Throughout the whole of the First World War he was a member of the Treasury’s industry advisory committee; and subsequently, he was appointed to the advisory council for scientific and industrial research, to the engineering industries committee and to Lord Balfour’s committee on commercial and industrial policy. At the end of the First World War, Lord Riverdale was elected to be the president of the Sheffield Chamber of Commerce and, it was in 1923, that he became president of the Association of British Chambers of Commerce.

In that same year he was appointed to the advisory council of the Department of Overseas Trade and also to the advisory council of the Board of Trade.

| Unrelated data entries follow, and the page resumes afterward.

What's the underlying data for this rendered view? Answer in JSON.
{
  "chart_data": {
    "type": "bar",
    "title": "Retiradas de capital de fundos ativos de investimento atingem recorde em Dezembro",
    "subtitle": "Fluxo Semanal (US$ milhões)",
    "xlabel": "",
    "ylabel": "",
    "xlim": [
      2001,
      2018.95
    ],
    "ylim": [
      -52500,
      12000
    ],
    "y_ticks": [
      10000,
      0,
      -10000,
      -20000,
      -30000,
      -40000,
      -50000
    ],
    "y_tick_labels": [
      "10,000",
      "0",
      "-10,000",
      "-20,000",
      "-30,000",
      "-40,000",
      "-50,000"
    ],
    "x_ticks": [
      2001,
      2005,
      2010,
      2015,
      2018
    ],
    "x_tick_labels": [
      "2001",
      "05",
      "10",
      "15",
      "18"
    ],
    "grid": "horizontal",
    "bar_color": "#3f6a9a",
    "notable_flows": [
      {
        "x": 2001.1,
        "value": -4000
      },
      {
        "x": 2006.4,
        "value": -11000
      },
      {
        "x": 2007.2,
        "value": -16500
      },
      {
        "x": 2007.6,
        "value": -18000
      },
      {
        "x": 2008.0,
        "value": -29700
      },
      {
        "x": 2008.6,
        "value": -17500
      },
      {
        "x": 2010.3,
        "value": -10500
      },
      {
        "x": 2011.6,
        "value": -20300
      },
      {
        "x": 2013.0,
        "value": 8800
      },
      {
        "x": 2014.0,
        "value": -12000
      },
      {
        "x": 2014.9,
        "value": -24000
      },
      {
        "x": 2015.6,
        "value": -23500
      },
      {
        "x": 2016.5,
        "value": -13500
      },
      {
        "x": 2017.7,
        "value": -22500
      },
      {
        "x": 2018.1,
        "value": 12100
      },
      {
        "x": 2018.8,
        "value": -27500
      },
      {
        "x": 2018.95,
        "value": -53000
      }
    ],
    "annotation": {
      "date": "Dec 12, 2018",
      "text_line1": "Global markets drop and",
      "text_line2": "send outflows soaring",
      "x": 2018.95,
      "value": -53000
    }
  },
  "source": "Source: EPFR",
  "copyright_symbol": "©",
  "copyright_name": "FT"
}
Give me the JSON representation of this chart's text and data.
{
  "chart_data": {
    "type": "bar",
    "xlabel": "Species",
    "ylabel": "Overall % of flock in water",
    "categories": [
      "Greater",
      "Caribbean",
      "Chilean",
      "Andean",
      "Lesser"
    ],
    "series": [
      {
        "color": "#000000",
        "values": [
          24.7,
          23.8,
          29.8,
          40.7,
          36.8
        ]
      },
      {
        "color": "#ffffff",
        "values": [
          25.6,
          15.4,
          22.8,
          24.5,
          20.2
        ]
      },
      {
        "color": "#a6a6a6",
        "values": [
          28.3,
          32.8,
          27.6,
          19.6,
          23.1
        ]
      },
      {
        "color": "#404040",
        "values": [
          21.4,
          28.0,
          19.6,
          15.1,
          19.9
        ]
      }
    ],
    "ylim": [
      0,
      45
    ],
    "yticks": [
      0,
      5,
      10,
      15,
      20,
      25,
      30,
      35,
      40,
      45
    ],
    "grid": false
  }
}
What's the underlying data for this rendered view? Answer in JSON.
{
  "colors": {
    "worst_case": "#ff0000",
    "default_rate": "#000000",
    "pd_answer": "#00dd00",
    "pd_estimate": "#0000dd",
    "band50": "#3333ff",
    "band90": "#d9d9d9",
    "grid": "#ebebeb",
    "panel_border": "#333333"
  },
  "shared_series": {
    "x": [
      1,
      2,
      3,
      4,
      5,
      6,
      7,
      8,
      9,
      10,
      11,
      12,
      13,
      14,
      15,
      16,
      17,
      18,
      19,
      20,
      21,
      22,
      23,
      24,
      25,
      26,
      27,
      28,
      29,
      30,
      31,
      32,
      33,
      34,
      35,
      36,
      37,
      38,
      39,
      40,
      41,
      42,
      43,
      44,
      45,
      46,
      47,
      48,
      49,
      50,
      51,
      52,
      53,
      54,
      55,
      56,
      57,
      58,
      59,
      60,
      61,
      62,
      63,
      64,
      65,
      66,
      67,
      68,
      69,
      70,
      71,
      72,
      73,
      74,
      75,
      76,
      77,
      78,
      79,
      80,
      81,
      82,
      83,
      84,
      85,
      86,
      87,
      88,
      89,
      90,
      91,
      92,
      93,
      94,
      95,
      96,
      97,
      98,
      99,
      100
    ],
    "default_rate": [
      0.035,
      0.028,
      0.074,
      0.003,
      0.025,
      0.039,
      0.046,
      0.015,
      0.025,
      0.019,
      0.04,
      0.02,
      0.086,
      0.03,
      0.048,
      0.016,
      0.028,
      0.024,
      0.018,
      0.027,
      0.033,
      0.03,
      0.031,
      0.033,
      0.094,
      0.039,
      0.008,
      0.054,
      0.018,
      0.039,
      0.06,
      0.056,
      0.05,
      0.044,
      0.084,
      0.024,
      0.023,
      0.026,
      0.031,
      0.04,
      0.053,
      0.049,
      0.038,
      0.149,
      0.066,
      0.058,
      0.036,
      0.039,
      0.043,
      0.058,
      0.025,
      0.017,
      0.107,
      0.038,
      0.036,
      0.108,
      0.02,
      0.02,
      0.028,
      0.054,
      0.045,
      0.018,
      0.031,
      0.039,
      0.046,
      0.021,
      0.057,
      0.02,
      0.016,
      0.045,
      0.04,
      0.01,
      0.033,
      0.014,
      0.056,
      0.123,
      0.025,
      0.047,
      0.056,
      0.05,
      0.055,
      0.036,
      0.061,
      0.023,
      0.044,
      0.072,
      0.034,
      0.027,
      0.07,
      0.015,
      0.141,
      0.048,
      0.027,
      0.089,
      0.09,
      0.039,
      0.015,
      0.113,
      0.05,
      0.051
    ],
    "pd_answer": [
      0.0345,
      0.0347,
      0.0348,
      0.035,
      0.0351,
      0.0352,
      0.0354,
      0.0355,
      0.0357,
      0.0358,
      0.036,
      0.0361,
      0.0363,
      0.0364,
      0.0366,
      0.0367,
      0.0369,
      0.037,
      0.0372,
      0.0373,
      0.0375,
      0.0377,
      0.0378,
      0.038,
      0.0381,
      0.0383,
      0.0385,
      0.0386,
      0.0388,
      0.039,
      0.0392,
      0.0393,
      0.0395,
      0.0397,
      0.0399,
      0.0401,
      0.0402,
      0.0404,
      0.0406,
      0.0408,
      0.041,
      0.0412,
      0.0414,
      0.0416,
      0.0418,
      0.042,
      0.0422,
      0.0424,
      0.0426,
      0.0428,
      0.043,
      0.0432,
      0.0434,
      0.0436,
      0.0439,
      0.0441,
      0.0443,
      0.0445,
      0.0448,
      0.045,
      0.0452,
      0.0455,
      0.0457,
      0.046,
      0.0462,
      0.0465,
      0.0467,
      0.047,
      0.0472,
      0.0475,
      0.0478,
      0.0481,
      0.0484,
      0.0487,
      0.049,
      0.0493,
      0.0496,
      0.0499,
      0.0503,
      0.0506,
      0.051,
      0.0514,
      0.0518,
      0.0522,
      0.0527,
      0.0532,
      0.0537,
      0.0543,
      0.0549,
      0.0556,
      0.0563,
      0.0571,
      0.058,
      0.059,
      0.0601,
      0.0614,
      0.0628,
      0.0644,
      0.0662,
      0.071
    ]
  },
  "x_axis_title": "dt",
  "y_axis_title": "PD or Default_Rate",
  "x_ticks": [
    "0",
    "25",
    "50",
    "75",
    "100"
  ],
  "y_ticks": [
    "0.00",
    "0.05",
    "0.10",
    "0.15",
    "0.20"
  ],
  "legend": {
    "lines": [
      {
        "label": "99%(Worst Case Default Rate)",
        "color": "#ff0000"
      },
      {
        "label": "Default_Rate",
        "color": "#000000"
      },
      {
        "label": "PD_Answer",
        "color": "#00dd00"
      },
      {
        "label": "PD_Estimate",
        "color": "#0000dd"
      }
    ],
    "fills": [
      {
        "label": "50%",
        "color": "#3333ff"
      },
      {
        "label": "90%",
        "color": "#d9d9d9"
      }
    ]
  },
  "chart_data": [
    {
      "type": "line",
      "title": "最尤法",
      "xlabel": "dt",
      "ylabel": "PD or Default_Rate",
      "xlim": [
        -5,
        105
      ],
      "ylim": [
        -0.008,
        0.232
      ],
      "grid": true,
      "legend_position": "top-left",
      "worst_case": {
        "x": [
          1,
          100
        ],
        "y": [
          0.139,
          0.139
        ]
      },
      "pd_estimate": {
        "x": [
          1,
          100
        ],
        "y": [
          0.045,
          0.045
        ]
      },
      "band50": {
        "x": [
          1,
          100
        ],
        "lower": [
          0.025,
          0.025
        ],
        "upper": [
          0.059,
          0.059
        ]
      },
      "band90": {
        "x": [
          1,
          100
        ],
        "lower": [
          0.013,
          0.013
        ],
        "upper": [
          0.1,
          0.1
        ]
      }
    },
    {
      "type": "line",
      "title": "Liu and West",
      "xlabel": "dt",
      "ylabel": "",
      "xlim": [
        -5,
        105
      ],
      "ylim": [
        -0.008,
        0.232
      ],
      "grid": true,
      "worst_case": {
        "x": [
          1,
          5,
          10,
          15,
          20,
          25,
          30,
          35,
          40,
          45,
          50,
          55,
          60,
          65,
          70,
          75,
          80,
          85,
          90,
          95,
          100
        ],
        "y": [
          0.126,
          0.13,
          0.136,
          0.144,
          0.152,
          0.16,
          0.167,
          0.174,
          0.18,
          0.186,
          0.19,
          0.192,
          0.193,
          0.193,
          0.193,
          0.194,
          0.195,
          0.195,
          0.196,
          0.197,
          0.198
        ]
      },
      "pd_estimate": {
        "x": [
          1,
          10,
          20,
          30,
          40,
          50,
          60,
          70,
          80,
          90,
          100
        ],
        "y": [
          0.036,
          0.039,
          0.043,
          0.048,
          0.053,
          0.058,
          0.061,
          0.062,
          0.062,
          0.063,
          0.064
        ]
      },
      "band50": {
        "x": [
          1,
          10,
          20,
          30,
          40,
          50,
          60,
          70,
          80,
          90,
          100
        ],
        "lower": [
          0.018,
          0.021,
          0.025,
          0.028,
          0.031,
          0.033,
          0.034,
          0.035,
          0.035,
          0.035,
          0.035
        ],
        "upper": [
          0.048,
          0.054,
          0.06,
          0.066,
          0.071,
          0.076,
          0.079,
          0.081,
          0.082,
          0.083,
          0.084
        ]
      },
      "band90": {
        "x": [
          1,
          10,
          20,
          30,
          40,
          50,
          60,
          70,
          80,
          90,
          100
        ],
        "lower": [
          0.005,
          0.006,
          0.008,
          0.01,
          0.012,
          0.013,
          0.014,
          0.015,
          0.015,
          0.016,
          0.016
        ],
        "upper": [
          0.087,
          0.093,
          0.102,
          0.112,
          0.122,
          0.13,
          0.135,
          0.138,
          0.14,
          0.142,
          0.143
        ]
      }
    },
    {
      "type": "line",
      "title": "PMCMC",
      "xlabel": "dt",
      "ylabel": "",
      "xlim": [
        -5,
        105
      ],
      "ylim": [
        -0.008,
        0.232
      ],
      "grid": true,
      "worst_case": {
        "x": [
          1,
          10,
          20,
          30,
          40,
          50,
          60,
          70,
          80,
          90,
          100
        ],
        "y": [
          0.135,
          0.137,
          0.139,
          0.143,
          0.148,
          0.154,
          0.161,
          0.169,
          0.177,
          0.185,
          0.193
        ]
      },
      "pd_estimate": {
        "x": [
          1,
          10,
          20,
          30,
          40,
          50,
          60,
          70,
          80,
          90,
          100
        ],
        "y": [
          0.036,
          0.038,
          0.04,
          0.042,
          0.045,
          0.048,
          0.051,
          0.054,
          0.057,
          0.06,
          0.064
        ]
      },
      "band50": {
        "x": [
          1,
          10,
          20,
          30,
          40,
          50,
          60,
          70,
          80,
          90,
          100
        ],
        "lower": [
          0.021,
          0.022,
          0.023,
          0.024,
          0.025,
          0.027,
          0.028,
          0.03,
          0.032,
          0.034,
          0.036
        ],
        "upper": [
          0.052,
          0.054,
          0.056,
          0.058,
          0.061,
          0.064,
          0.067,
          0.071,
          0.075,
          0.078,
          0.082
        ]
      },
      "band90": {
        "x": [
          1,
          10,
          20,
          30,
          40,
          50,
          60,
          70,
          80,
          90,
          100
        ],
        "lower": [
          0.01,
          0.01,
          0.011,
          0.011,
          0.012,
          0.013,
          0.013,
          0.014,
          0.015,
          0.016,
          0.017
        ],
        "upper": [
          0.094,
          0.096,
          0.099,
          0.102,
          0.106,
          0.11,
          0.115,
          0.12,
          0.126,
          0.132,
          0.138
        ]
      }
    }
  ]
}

A year later, Lord Riverdale was invited to take yet another important task when be became chairman of a Government committee on industry and trade. The final report of that committee appeared in 1929 and was a thoroughly detailed document in nine sections dealing with just about every aspect of British industry in the years which followed the post-war boom. In recognition of his work on this committee, and in many other spheres of public service, Lord Riverdale was created a baronet in 1929, having been made a KBE six years earlier. He was elected to the peerage in 1935 and was created GBE in 1942. He died on July 7, 1957. Finally, reference must be made to Lord Riverdale’s work, throughout the Second World War and subsequently, for the Royal Air Force Benevolent Fund; he was chairman of the committee of management for several years.